Nilz Baris's, former Undersecretary of Agriculture, President of the Federation and Ambassador to the Klingon Homeworld, final words were, "Arne Darvin". A reporter investigates why the name of an aide dead for over a century, might have been on the mind of the great former President in his last moments.

 

Here, the deviation from the known universe is that Darvin wasn't exposed as Klingon on K-7, and the poisoned grain was planted on the colony world of Sherman's Planet - leading to the loss of the colony and thousands of lives, and pitching Baris against the Klingons. It's not the only colony where the conflict gets heated, a couple of years later, earthquakes devastate the cities on Benecia... and instead of revealing Klingon culpability in causing the earthquakes, Baris and Klingon liaison Kamuk strike a deal to cooperate - the first of many which lead to Baris's rise in ranks.

 

This is an intriguing tale about alternate Klingon and Federation relations. And it's an intriguing tale about what motivates people to cooperate: Baris is driven by contempt, guilt for covering up genocide, but also by wanting to avoid violence - and Darvin... well, he was the one who was ordered to poison the grain, killing countless colonists in a, for Klingons, utterly dishonorable way, just for the sake of expansion despite the Organian treaty.
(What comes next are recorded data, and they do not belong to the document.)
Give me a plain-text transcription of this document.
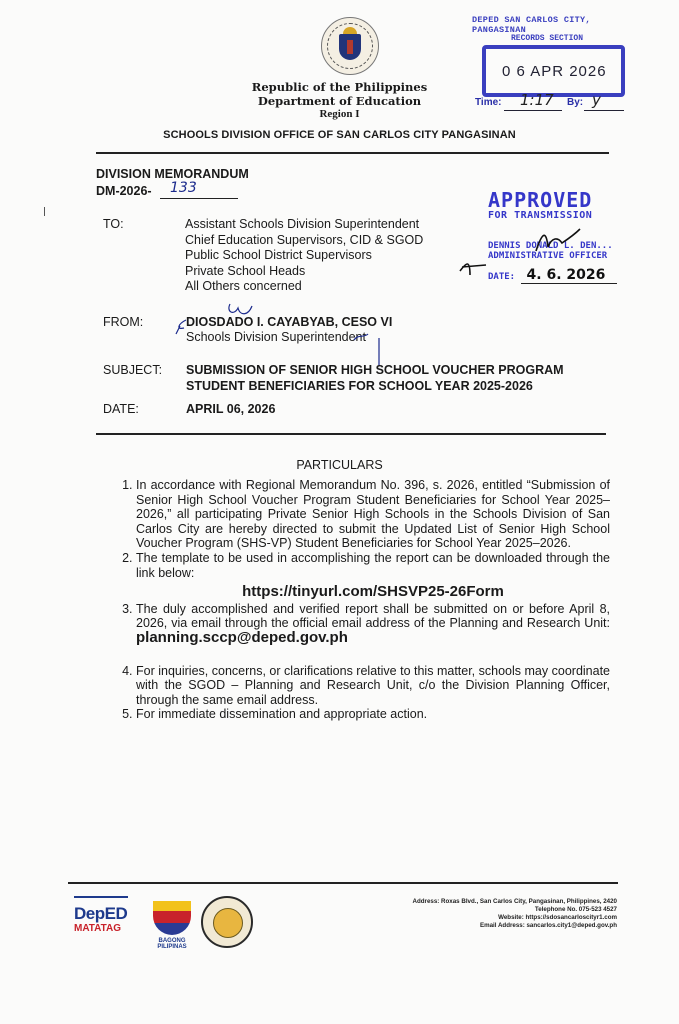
Republic of the Philippines
Department of Education
Region I
SCHOOLS DIVISION OFFICE OF SAN CARLOS CITY PANGASINAN
DEPED SAN CARLOS CITY, PANGASINAN
RECORDS SECTION
0 6 APR 2026
Time: 1:17 By: y
DIVISION MEMORANDUM
DM-2026- 133
TO:	Assistant Schools Division Superintendent
Chief Education Supervisors, CID & SGOD
Public School District Supervisors
Private School Heads
All Others concerned
APPROVED
FOR TRANSMISSION
DENNIS DONALD L. DEN...
ADMINISTRATIVE OFFICER
DATE: 4. 6. 2026
FROM:	DIOSDADO I. CAYABYAB, CESO VI
Schools Division Superintendent
SUBJECT: SUBMISSION OF SENIOR HIGH SCHOOL VOUCHER PROGRAM
STUDENT BENEFICIARIES FOR SCHOOL YEAR 2025-2026
DATE:	APRIL 06, 2026
PARTICULARS
1. In accordance with Regional Memorandum No. 396, s. 2026, entitled “Submission of Senior High School Voucher Program Student Beneficiaries for School Year 2025–2026,” all participating Private Senior High Schools in the Schools Division of San Carlos City are hereby directed to submit the Updated List of Senior High School Voucher Program (SHS-VP) Student Beneficiaries for School Year 2025–2026.
2. The template to be used in accomplishing the report can be downloaded through the link below:
https://tinyurl.com/SHSVP25-26Form
3. The duly accomplished and verified report shall be submitted on or before April 8, 2026, via email through the official email address of the Planning and Research Unit: planning.sccp@deped.gov.ph
4. For inquiries, concerns, or clarifications relative to this matter, schools may coordinate with the SGOD – Planning and Research Unit, c/o the Division Planning Officer, through the same email address.
5. For immediate dissemination and appropriate action.
DepED
MATATAG
BAGONG PILIPINAS
Address: Roxas Blvd., San Carlos City, Pangasinan, Philippines, 2420
Telephone No. 075-523 4527
Website: https://sdosancarloscityr1.com
Email Address: sancarlos.city1@deped.gov.ph
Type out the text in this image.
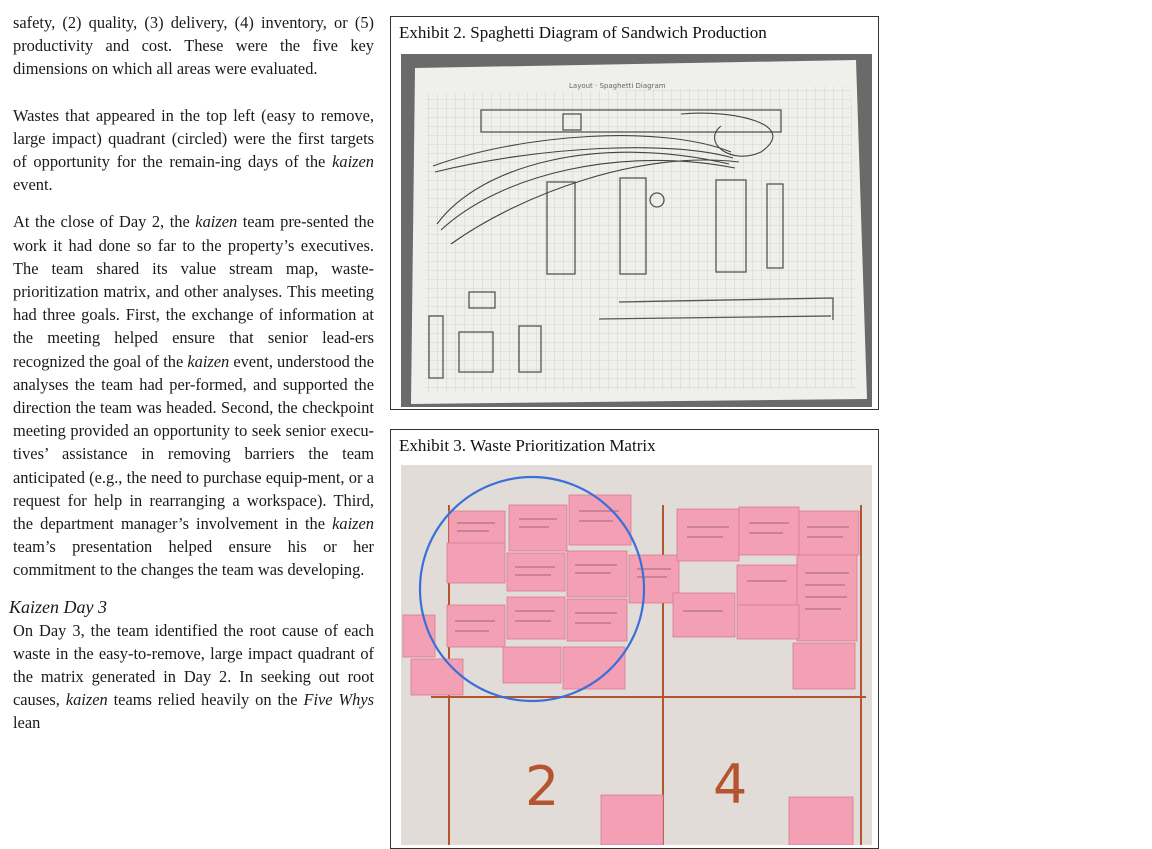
safety, (2) quality, (3) delivery, (4) inventory, or (5) productivity and cost. These were the five key dimensions on which all areas were evaluated.

Wastes that appeared in the top left (easy to remove, large impact) quadrant (circled) were the first targets of opportunity for the remain-ing days of the kaizen event.

At the close of Day 2, the kaizen team pre-sented the work it had done so far to the property’s executives. The team shared its value stream map, waste-prioritization matrix, and other analyses. This meeting had three goals. First, the exchange of information at the meeting helped ensure that senior lead-ers recognized the goal of the kaizen event, understood the analyses the team had per-formed, and supported the direction the team was headed. Second, the checkpoint meeting provided an opportunity to seek senior execu-tives’ assistance in removing barriers the team anticipated (e.g., the need to purchase equip-ment, or a request for help in rearranging a workspace). Third, the department manager’s involvement in the kaizen team’s presentation helped ensure his or her commitment to the changes the team was developing.

Kaizen Day 3

On Day 3, the team identified the root cause of each waste in the easy-to-remove, large impact quadrant of the matrix generated in Day 2. In seeking out root causes, kaizen teams relied heavily on the Five Whys lean

Exhibit 2. Spaghetti Diagram of Sandwich Production
Layout · Spaghetti Diagram
Exhibit 3. Waste Prioritization Matrix
2	4
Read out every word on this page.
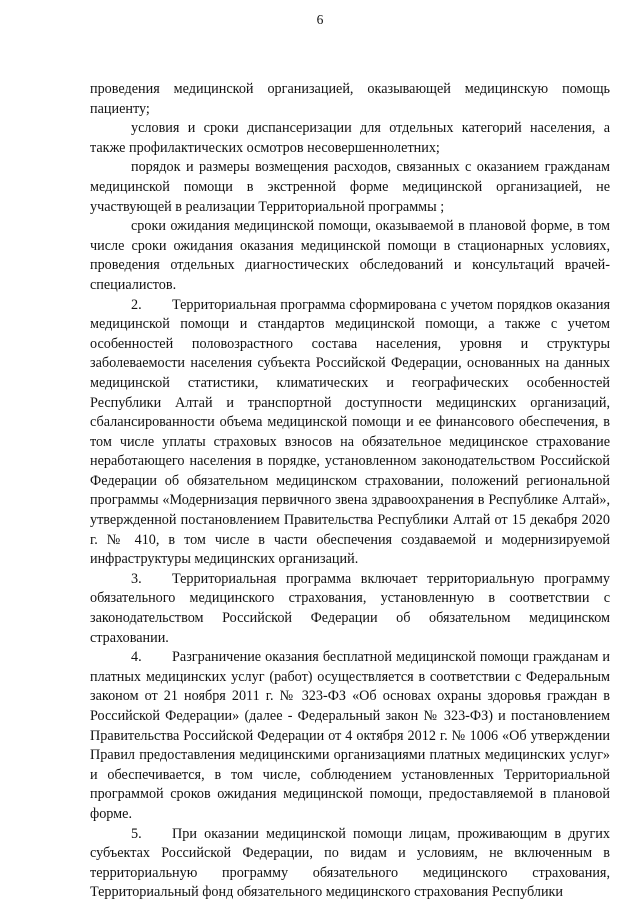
6

проведения медицинской организацией, оказывающей медицинскую помощь пациенту;

условия и сроки диспансеризации для отдельных категорий населения, а также профилактических осмотров несовершеннолетних;

порядок и размеры возмещения расходов, связанных с оказанием гражданам медицинской помощи в экстренной форме медицинской организацией, не участвующей в реализации Территориальной программы ;

сроки ожидания медицинской помощи, оказываемой в плановой форме, в том числе сроки ожидания оказания медицинской помощи в стационарных условиях, проведения отдельных диагностических обследований и консультаций врачей-специалистов.

2. Территориальная программа сформирована с учетом порядков оказания медицинской помощи и стандартов медицинской помощи, а также с учетом особенностей половозрастного состава населения, уровня и структуры заболеваемости населения субъекта Российской Федерации, основанных на данных медицинской статистики, климатических и географических особенностей Республики Алтай и транспортной доступности медицинских организаций, сбалансированности объема медицинской помощи и ее финансового обеспечения, в том числе уплаты страховых взносов на обязательное медицинское страхование неработающего населения в порядке, установленном законодательством Российской Федерации об обязательном медицинском страховании, положений региональной программы «Модернизация первичного звена здравоохранения в Республике Алтай», утвержденной постановлением Правительства Республики Алтай от 15 декабря 2020 г. № 410, в том числе в части обеспечения создаваемой и модернизируемой инфраструктуры медицинских организаций.

3. Территориальная программа включает территориальную программу обязательного медицинского страхования, установленную в соответствии с законодательством Российской Федерации об обязательном медицинском страховании.

4. Разграничение оказания бесплатной медицинской помощи гражданам и платных медицинских услуг (работ) осуществляется в соответствии с Федеральным законом от 21 ноября 2011 г. № 323-ФЗ «Об основах охраны здоровья граждан в Российской Федерации» (далее - Федеральный закон № 323-ФЗ) и постановлением Правительства Российской Федерации от 4 октября 2012 г. № 1006 «Об утверждении Правил предоставления медицинскими организациями платных медицинских услуг» и обеспечивается, в том числе, соблюдением установленных Территориальной программой сроков ожидания медицинской помощи, предоставляемой в плановой форме.

5. При оказании медицинской помощи лицам, проживающим в других субъектах Российской Федерации, по видам и условиям, не включенным в территориальную программу обязательного медицинского страхования, Территориальный фонд обязательного медицинского страхования Республики
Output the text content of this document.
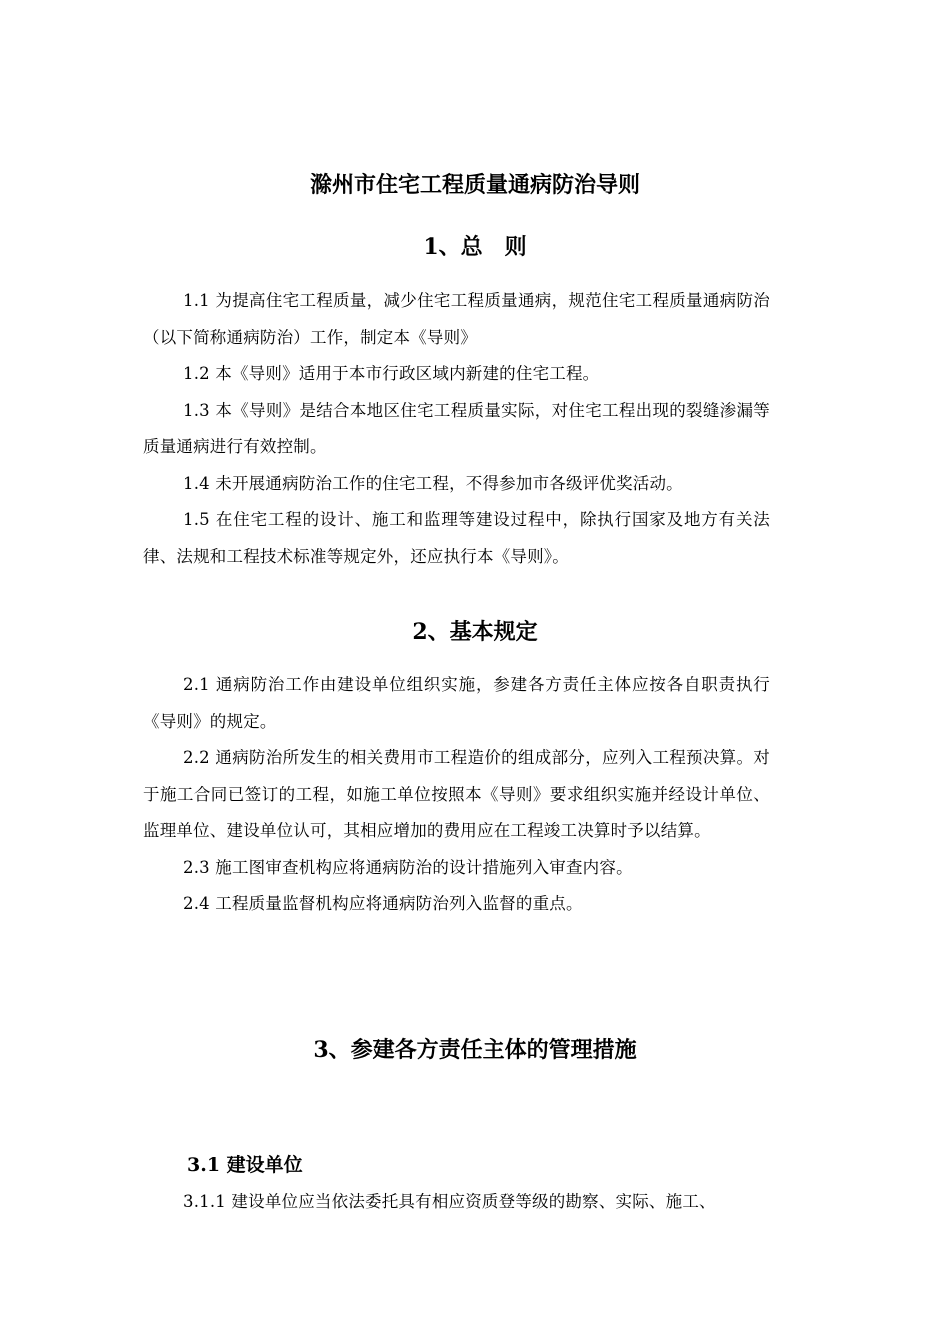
滁州市住宅工程质量通病防治导则
1、总　则

1.1 为提高住宅工程质量，减少住宅工程质量通病，规范住宅工程质量通病防治（以下简称通病防治）工作，制定本《导则》

1.2 本《导则》适用于本市行政区域内新建的住宅工程。

1.3 本《导则》是结合本地区住宅工程质量实际，对住宅工程出现的裂缝渗漏等质量通病进行有效控制。

1.4 未开展通病防治工作的住宅工程，不得参加市各级评优奖活动。

1.5 在住宅工程的设计、施工和监理等建设过程中，除执行国家及地方有关法律、法规和工程技术标准等规定外，还应执行本《导则》。

2、基本规定

2.1 通病防治工作由建设单位组织实施，参建各方责任主体应按各自职责执行《导则》的规定。

2.2 通病防治所发生的相关费用市工程造价的组成部分，应列入工程预决算。对于施工合同已签订的工程，如施工单位按照本《导则》要求组织实施并经设计单位、监理单位、建设单位认可，其相应增加的费用应在工程竣工决算时予以结算。

2.3 施工图审查机构应将通病防治的设计措施列入审查内容。

2.4 工程质量监督机构应将通病防治列入监督的重点。

3、参建各方责任主体的管理措施
3.1 建设单位

3.1.1 建设单位应当依法委托具有相应资质登等级的勘察、实际、施工、
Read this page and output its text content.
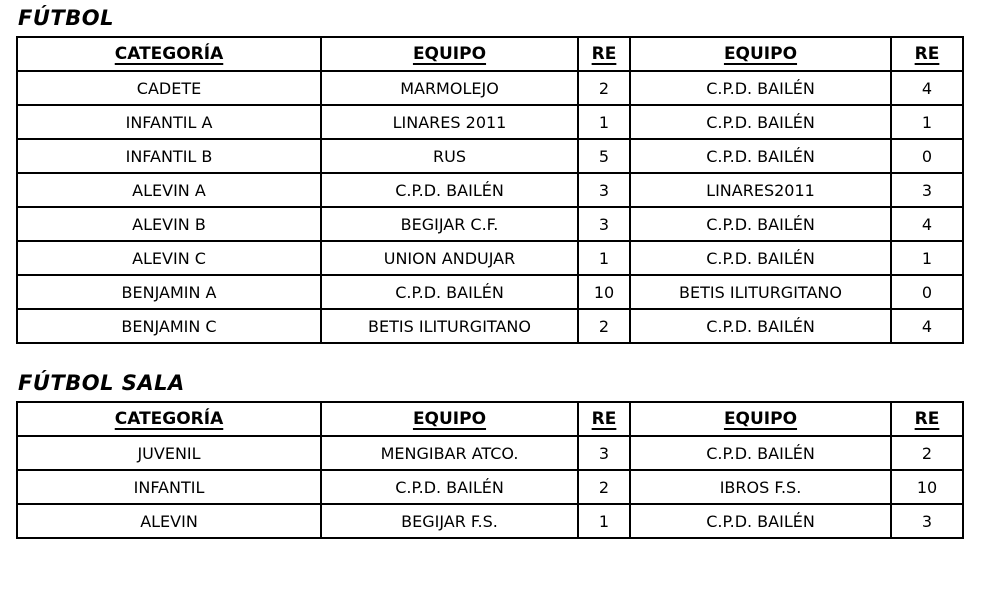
FÚTBOL
CATEGORÍA	EQUIPO	RE	EQUIPO	RE
CADETE	MARMOLEJO	2	C.P.D. BAILÉN	4
INFANTIL A	LINARES 2011	1	C.P.D. BAILÉN	1
INFANTIL B	RUS	5	C.P.D. BAILÉN	0
ALEVIN A	C.P.D. BAILÉN	3	LINARES2011	3
ALEVIN B	BEGIJAR C.F.	3	C.P.D. BAILÉN	4
ALEVIN C	UNION ANDUJAR	1	C.P.D. BAILÉN	1
BENJAMIN A	C.P.D. BAILÉN	10	BETIS ILITURGITANO	0
BENJAMIN C	BETIS ILITURGITANO	2	C.P.D. BAILÉN	4
FÚTBOL SALA
CATEGORÍA	EQUIPO	RE	EQUIPO	RE
JUVENIL	MENGIBAR ATCO.	3	C.P.D. BAILÉN	2
INFANTIL	C.P.D. BAILÉN	2	IBROS F.S.	10
ALEVIN	BEGIJAR F.S.	1	C.P.D. BAILÉN	3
So, for a 100 years he tried to redeem himself (and the Klingon honor in general), and to improve the relationship between Klingons and the Federation, and to show that Klingon expansion can yield benefits for colony worlds. But history is going to be the judge of that - at least, if his actions ever see public light.

 

And this is perhaps the most interesting facet of this story: How much does the public need to know? Who makes that decision? And when? Interestingly, this issue reminds me a bit of Voyager's excellent "Living Witness". But I have to admit that this story, based on "The Trouble with Tribbles" which never has been one of my favourite TOS-episodes, while well written and reasonably entertaining, didn't engage me on a deeper level, simply because I have never cared about Baris or Darvin.

 

About Shattered Light in general:

Review of The Embrace of Cold Architects by David R. George III - 3 stars

Review of Tears of Eridanus by Michael Schuster and Steven Mollman - 1.5 stars

 

Overall, this makes for a 2.5 star average - rather low for the Myriad Universes-series, I'm afraid.